En Zaporizhia conviven dos estados de ánimo. Algunos habitantes, agotados tras más de dos años de noches en vela y pérdidas constantes, creen que un pacto de paz —aunque sea imperfecto— sería la única salida. Pero otros, quizá la mayoría, no aceptan ni imaginar que Moscú consolide su dominio sobre territorios ocupados. Ellos conocen de primera mano lo que significa: detenciones arbitrarias, desapariciones, la prohibición de la lengua ucraniana y un proceso acelerado de rusificación que, con el tiempo, haría casi imposible recuperar esas tierras.
En un almacén de voluntariado, donde un grupo de mujeres confecciona redes de camuflaje, la pregunta sobre si aceptarían congelar las líneas del frente provoca un coro unánime: “¡No!”. Una de ellas, con lágrimas en los ojos, lo explica así: “¿Qué pasa con nuestros hogares, con nuestras vidas? Si Ucrania nos abandona, jamás podremos volver”.
La cuestión se ha reavivado con las especulaciones en torno a un posible encuentro entre Putin y Trump en Alaska. Según varias versiones, el líder ruso habría planteado que Kiev renuncie a lo que aún controla en Donetsk y Luhansk, a cambio de pequeñas franjas de territorio en Kharkiv y Sumy y una tregua. Trump lo presentó como si se tratara de un intercambio equitativo, casi una transacción inmobiliaria. Para Volodímir Zelenski, en cambio, la idea es inaceptable: no se trata solo de mapas, sino del destino de millones de ciudadanos.
El modelo que Rusia ha aplicado en las zonas ocupadas es conocido: presiona a alcaldes y concejales para colaborar, y quienes se niegan son encarcelados o forzados al exilio.
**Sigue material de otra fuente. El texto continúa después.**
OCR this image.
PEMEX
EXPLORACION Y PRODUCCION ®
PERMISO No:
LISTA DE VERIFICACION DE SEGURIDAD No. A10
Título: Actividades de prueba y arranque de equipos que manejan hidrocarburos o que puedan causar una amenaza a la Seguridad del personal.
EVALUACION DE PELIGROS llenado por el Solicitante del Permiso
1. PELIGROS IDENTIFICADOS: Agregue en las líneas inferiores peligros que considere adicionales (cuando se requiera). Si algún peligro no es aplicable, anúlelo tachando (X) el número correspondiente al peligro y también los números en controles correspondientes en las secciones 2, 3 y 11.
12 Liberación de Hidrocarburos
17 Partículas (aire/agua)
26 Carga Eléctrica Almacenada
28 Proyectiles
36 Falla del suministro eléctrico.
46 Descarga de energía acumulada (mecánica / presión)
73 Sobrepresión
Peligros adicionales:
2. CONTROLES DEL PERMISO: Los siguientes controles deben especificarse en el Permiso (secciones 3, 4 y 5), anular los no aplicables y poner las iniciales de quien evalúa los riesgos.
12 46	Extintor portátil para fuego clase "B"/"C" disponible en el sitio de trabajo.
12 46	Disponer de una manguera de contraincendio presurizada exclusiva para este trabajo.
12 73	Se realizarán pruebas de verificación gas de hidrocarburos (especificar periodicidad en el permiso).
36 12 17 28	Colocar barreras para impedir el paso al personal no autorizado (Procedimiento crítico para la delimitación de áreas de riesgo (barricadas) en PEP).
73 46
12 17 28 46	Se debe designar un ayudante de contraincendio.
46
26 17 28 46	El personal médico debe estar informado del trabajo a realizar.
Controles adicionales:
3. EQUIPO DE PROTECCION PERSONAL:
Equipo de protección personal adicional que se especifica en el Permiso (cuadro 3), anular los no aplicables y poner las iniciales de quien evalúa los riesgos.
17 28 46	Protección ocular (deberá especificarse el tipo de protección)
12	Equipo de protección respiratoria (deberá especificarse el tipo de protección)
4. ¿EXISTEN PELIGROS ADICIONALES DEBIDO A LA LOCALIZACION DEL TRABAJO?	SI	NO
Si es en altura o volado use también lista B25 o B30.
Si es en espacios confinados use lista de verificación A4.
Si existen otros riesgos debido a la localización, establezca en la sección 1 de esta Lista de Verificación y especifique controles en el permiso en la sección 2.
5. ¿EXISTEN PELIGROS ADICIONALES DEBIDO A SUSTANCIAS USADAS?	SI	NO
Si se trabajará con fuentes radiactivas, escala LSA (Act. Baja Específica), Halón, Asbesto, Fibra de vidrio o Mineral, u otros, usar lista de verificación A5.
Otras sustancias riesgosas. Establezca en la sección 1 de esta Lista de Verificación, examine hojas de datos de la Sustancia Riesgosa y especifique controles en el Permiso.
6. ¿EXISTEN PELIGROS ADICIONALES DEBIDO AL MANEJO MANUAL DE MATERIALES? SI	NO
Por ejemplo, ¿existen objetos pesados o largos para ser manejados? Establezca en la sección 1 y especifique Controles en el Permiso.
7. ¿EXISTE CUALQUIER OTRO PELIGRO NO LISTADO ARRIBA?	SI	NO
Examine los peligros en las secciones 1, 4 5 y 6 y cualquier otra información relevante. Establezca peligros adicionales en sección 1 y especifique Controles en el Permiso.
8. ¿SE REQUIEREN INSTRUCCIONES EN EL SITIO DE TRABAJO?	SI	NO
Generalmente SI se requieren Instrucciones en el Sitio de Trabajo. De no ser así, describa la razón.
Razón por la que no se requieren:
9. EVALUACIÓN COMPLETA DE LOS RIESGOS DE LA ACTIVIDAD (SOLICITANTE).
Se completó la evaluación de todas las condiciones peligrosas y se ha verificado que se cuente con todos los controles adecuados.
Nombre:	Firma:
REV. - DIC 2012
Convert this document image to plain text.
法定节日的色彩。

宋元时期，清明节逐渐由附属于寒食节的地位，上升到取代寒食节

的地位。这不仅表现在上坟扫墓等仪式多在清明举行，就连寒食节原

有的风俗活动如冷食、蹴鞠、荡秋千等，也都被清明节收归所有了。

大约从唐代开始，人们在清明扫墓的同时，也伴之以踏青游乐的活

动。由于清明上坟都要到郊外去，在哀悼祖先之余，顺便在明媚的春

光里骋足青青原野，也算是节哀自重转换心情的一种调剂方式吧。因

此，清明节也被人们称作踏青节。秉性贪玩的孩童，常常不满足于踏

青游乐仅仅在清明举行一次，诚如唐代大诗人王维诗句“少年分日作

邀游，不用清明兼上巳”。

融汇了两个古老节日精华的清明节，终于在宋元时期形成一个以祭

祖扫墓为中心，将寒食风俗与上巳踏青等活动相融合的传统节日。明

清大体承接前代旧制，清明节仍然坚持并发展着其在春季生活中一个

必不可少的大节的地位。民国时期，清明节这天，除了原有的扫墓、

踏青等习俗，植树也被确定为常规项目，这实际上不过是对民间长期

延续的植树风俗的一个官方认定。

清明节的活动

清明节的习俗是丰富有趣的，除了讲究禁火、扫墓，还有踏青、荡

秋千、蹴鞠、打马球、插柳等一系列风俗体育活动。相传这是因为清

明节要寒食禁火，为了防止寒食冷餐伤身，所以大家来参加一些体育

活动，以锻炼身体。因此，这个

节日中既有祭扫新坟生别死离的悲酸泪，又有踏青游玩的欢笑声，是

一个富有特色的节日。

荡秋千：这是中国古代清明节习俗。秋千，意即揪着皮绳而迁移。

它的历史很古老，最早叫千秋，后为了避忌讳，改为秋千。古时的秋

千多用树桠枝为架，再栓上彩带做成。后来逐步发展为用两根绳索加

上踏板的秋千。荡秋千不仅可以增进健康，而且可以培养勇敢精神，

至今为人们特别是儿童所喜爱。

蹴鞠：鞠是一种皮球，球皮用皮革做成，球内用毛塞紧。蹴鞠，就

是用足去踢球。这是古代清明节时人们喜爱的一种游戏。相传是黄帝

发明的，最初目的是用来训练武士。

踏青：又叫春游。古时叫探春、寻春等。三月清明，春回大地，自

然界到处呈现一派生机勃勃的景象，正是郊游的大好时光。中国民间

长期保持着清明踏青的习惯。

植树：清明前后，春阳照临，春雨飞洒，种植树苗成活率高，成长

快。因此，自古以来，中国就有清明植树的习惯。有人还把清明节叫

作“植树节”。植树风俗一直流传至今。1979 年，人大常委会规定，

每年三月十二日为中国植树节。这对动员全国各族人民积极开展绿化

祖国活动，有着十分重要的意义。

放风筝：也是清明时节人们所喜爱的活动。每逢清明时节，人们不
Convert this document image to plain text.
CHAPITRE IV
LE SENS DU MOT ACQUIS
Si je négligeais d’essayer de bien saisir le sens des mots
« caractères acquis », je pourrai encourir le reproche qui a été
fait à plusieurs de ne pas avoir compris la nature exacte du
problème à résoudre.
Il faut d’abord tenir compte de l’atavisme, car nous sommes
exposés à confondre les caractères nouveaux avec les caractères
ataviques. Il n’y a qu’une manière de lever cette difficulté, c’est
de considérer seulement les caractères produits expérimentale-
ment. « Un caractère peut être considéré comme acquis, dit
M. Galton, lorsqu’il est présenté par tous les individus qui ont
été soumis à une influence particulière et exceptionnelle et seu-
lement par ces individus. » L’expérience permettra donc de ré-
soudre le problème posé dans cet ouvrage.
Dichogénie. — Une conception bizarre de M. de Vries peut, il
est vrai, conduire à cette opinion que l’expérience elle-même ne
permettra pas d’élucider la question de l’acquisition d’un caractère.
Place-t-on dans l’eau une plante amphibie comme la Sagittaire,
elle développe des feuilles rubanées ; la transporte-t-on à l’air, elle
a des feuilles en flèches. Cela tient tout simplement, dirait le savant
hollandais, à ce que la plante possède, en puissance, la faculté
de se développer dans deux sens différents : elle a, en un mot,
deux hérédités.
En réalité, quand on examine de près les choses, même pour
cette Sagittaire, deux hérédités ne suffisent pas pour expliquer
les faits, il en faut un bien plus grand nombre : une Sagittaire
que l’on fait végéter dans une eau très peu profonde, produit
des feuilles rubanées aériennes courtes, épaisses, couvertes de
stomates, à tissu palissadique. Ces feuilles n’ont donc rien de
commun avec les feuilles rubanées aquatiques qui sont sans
En Zaporizhia, en un edificio que alguna vez fue un instituto técnico, funcionan en el exilio las administraciones de municipios bajo ocupación. Allí, Dmytro Orlov, alcalde de Enerhodar —donde se ubica la mayor central nuclear de Europa—, recuerda cómo primero lo invitaron a “colaborar” y luego lo amenazaron. Cuando arrestaron a su segundo, huyó. Hoy más de la mitad de su ciudad ha quedado vacía.
El flujo de historias dramáticas no se detiene. Un hombre recién llegado a Zaporizhia relataba haber pasado diez días cruzando Rusia, Turquía y media Europa para poder recorrer unos pocos kilómetros que lo separaban de su hogar en Enerhodar. Su hermano sigue encarcelado por colaborar con el ejército ucraniano; él mismo acababa de ser liberado. Llegó con un par de maletas y nada más.
La estrategia rusa es clara: sustituir población. Según Iván Fedorov, gobernador regional, Moscú ha enviado funcionarios, policías y maestros desde Rusia, junto a jubilados atraídos por el clima templado. El objetivo, dice, es alterar la identidad de esos territorios: “Quieren cambiar el ADN de nuestras ciudades”.
En este contexto, aceptar un “intercambio de tierras” no sería solo trazar nuevas fronteras: equivaldría a condenar a cientos de miles de ucranianos a perder su hogar y su identidad para siempre.